Sei que não é verdade, mas sinto, às vezes, que é na banalidade da rotina que ocorrem as curvas mais acentuadas no curso da vida. As melhores e as piores. Na mecanicidade de se sentar para jantar. Assistindo televisão com olhos inquietos em outras telas. Rindo de um meme absolutamente imemorável em outras circunstâncias. Sem anúncio, sem placas em contagem regressiva. (O mesmo não acontece com leves declives, anunciados a 500 metros, a 100 metros, adiante.)
Numa dessas curvas, acabei me perdendo de mim mesma sem tempo de me despedir, de pedir desculpas, de chorar para que ficasse um pouquinho mais. Demorei tanto tempo a gostar da companhia da Júlia então sentada ao volante que me senti injustiçada quando ela voou pelo para-brisa enquanto perdia o controle do veículo.

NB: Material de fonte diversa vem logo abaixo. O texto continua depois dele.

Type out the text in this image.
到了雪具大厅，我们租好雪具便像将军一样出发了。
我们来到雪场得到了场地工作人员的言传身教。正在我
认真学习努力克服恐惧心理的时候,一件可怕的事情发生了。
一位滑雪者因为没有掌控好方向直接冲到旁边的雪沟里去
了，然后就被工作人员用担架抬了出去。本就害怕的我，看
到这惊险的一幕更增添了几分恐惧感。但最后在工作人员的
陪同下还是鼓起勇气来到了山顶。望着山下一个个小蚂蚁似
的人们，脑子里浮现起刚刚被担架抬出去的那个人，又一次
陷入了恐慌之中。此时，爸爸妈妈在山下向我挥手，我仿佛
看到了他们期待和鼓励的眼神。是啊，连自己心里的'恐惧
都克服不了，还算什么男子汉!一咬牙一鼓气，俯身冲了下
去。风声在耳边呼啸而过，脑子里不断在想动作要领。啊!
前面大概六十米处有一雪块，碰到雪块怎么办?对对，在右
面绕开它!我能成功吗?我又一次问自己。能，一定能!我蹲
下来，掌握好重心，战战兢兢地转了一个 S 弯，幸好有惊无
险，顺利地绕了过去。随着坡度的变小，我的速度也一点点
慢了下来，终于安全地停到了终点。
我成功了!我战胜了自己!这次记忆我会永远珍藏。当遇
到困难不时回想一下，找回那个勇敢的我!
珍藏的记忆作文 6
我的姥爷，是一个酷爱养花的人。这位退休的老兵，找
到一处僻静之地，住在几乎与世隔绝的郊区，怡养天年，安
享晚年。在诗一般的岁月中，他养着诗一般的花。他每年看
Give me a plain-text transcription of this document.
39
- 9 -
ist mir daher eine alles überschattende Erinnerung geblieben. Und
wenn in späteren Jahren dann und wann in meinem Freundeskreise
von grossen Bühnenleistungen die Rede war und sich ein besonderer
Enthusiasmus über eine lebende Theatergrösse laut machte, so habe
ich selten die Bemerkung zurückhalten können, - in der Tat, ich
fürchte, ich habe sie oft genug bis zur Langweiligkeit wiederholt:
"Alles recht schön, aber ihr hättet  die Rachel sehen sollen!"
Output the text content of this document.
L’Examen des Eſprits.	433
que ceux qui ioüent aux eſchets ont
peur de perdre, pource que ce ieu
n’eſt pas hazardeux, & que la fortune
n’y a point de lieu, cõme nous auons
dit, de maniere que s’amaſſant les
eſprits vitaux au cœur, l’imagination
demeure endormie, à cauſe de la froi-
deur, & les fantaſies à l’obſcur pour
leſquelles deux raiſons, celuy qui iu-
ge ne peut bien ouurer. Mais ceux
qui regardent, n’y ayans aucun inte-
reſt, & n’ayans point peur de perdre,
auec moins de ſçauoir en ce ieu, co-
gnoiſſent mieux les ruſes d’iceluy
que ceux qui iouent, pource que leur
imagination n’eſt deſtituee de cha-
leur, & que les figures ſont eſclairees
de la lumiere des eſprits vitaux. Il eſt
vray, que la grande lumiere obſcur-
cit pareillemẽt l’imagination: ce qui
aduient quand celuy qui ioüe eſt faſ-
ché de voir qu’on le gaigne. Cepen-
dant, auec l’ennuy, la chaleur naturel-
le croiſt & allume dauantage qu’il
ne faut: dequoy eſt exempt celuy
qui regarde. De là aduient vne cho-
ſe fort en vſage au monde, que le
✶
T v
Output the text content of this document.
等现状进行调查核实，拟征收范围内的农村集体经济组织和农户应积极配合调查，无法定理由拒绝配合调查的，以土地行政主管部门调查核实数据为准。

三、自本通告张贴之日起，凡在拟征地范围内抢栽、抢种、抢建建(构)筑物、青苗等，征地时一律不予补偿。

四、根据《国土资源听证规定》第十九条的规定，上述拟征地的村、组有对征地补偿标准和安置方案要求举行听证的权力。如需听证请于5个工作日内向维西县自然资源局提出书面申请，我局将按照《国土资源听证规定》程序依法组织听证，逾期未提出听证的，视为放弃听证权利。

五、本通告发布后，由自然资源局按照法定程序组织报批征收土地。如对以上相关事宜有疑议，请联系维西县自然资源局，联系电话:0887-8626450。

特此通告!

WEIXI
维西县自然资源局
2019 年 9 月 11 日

Ficou essa outra, que não é nem que eu desgoste, mas ainda não conheço bem. Sei que vamos nos dar bem, porque se tem uma coisa que a antiga me ensinou é que tempo não foi feito pra se jogar fora. E embora eu seja diagnosticada pelo finado Orkut como quente e letrista, isso é coisa de cálculo fácil: a gente não desperdiça coisa que não sabe “o tanto” que tem – em bom mineirês.
“Você se senta para jantar e a vida que você conhecia termina.” Eu nunca mais vou ser a Júlia de antes daquela curva. E tudo certo, “camarão que dorme”; “levanta, sacode a poeira”, etc.
Mas eu queria muito ter dito “obrigada pela carona”. E que ela tivesse tido mais tempo.